Why Use Minimal Templates?
Even though minimal templates are, ceteris paribus, more secure, I contend that most novice users shouldn’t try to use them. Why not? Because many novice users end up tying themselves in knots, breaking their own installations, and probably decreasing their own security through excessive tinkering. These users should first focus on learning the basics.
For some reason, minimal templates seem to be fetishized. That is, the amount of attention they receive, and the fervor with which users (especially novice users) pursue them, seems disproportionate to their value. This isn’t to denigrate their value. Like any tool, they are precisely as useful as they are. As a matter of perception, however, many novice users seem to think they’re far more important than they are, often to the point of conceiving of them as mandatory.
I see many new users jump immediately from installing Qubes to wanting to do advanced things that they think are mandatory for their privacy and security but that almost never really are. (If those things were truly mandatory, they would probably be included in the base installation by now.) These users often exhibit the attitude, “If I can’t do this advanced thing, then I might as well not use Qubes at all.” Of course, this is precisely backward. The bulk of the benefit comes from using Qubes at all, even in its default configuration. Everything after that is of comparatively minor benefit. In terms of the 80/20 principle, this would be like saying, “If I can’t have the remaining 20%, then I might as well not have the first 80%.” This is exactly what it means to make the perfect the enemy of the good.

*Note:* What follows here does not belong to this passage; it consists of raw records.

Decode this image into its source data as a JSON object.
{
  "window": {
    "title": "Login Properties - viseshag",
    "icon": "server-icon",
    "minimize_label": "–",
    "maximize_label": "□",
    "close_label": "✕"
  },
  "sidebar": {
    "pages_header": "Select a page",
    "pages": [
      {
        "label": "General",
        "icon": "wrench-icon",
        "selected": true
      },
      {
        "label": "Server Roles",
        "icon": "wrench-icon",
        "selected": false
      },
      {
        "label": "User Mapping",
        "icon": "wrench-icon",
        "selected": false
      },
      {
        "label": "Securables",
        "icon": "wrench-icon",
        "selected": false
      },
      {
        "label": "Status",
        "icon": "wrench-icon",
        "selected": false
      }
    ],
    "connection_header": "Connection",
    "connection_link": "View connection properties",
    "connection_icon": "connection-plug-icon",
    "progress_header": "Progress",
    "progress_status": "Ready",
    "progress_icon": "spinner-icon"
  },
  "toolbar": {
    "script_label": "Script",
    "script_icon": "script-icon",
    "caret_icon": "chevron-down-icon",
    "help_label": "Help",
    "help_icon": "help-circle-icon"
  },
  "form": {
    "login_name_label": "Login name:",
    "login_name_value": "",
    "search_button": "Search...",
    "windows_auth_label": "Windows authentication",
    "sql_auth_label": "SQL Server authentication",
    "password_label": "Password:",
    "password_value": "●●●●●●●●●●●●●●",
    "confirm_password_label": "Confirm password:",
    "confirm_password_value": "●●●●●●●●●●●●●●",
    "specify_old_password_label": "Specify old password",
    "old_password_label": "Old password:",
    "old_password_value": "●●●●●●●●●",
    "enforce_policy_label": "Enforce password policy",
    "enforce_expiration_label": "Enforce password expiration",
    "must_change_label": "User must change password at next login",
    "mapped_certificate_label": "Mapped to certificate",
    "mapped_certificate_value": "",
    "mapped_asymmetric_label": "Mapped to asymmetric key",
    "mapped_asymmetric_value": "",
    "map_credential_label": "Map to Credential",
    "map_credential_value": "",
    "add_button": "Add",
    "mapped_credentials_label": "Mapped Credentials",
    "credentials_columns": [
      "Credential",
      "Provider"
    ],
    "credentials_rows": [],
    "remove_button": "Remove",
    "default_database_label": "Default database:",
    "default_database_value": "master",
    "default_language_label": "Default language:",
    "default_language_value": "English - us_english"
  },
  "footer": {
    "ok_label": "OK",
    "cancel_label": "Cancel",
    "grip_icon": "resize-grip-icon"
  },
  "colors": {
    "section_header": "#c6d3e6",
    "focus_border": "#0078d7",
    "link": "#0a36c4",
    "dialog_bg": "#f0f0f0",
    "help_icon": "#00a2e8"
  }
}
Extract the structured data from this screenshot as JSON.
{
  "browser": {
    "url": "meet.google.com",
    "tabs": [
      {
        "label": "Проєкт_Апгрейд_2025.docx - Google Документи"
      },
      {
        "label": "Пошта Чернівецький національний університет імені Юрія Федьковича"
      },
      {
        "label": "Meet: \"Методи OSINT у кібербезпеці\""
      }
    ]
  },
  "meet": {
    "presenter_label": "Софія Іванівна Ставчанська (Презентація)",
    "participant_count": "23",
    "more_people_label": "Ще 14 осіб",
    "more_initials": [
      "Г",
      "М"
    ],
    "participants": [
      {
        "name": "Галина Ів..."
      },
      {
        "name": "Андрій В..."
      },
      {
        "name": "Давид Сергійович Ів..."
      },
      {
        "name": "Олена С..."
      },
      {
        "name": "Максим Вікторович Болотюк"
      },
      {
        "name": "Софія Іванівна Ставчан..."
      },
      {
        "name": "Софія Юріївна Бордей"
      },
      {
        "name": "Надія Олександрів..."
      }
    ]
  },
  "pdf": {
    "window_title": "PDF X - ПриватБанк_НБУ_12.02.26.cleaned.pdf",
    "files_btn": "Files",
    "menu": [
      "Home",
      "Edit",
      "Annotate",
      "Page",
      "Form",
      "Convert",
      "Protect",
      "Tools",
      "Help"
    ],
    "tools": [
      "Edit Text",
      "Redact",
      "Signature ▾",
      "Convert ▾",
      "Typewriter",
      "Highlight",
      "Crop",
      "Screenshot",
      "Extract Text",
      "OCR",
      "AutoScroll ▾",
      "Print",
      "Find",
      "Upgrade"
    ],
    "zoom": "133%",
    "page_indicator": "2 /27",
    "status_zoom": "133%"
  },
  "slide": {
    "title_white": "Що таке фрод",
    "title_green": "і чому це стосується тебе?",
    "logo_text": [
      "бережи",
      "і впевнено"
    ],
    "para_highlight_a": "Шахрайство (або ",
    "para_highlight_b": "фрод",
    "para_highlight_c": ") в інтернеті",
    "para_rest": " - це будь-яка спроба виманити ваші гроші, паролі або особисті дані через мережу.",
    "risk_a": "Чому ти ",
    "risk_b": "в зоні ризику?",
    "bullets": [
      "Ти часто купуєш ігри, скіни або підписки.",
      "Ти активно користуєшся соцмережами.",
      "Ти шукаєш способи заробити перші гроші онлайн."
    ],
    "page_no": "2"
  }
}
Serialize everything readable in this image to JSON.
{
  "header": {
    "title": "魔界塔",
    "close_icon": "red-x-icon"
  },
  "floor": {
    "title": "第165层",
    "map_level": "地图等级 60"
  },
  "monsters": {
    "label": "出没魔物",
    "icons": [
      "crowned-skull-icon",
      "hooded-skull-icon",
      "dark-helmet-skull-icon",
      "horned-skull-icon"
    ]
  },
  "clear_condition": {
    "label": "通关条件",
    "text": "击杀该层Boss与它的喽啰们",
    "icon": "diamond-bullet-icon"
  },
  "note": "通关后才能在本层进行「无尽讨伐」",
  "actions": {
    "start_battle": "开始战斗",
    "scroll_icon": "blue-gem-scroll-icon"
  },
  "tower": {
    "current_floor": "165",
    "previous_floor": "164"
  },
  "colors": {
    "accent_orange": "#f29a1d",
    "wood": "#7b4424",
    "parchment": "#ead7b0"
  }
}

There are always more things you can do for incremental increases in security. That doesn’t mean the juice is always worth the squeeze. After a certain point, it’s probably not, especially when excessive tinkering out of your depth jeopardizes prior fundamental security gains. Prioritizing security is, by its very nature, a conservative approach that’s generally at odds with the more popular “move fast and break things” ethos. Neither one is inherently superior. Each has its place. But attempting to combine them in a single endeavor courts self-contradiction.